话说一家三口抱头痛哭一阵后,吉婶立马抓着宝儿从头到脚,又从脚到头的细细查看了起来,她摸着他的小圆脸,轻轻抚着他细嫩的皮肉,双手捧着他的小脸一寸一寸不错眼的查看着。
见宝儿虽神色疲倦,小脸怠倦,可脸上,身上却并见明显伤痕,当即心里头一松,末了,又忍不住再次将宝儿搂襟怀里抱了又抱,揉了又揉,只恨不得将他揉进自己的身体里。

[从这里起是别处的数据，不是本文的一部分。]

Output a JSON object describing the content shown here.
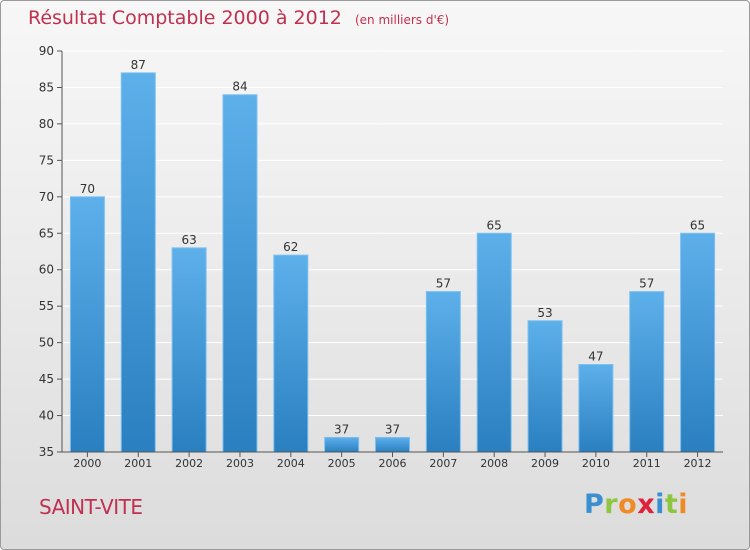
{
  "chart_data": {
    "type": "bar",
    "title": "Résultat Comptable 2000 à 2012",
    "subtitle": "(en milliers d'€)",
    "categories": [
      "2000",
      "2001",
      "2002",
      "2003",
      "2004",
      "2005",
      "2006",
      "2007",
      "2008",
      "2009",
      "2010",
      "2011",
      "2012"
    ],
    "values": [
      70,
      87,
      63,
      84,
      62,
      37,
      37,
      57,
      65,
      53,
      47,
      57,
      65
    ],
    "ylim": [
      35,
      90
    ],
    "yticks": [
      35,
      40,
      45,
      50,
      55,
      60,
      65,
      70,
      75,
      80,
      85,
      90
    ],
    "grid": true,
    "bar_color": "#3c96dc",
    "title_color": "#c0304f"
  },
  "footer": {
    "commune": "SAINT-VITE",
    "brand": "Proxiti",
    "brand_letter_colors": [
      "#3a8fd0",
      "#8dc63f",
      "#f08a24",
      "#e0213a",
      "#3a8fd0",
      "#8dc63f",
      "#f08a24"
    ]
  }
}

宝儿身上虽并无异样,可宝儿见爹仿佛老了十岁,见娘亦是苍老憔悴了不少,结合回来时,黑娃和铁栓二人支支吾吾的回答,便知爹娘定是吃了不少苦头,不然不会来接他的。
元宝儿这一年里头经历过不少事情,早已经不是被老爹背在背上寸步不让下地,被娘拥在怀里片刻不离身的那个无知懦弱小儿了,经历过遭板子打,经历过遭恶霸欺凌,经历过被巫蛊一事诬陷构陷,又经历过昨夜惨烈一事,他整个人在这一年里头早已经迅速长大成熟了。
当即将小脸上的泪渍一抹,一手拉着元老根,一手牵着吉婶道:“啊爹,啊娘,咱们进去慢慢说。”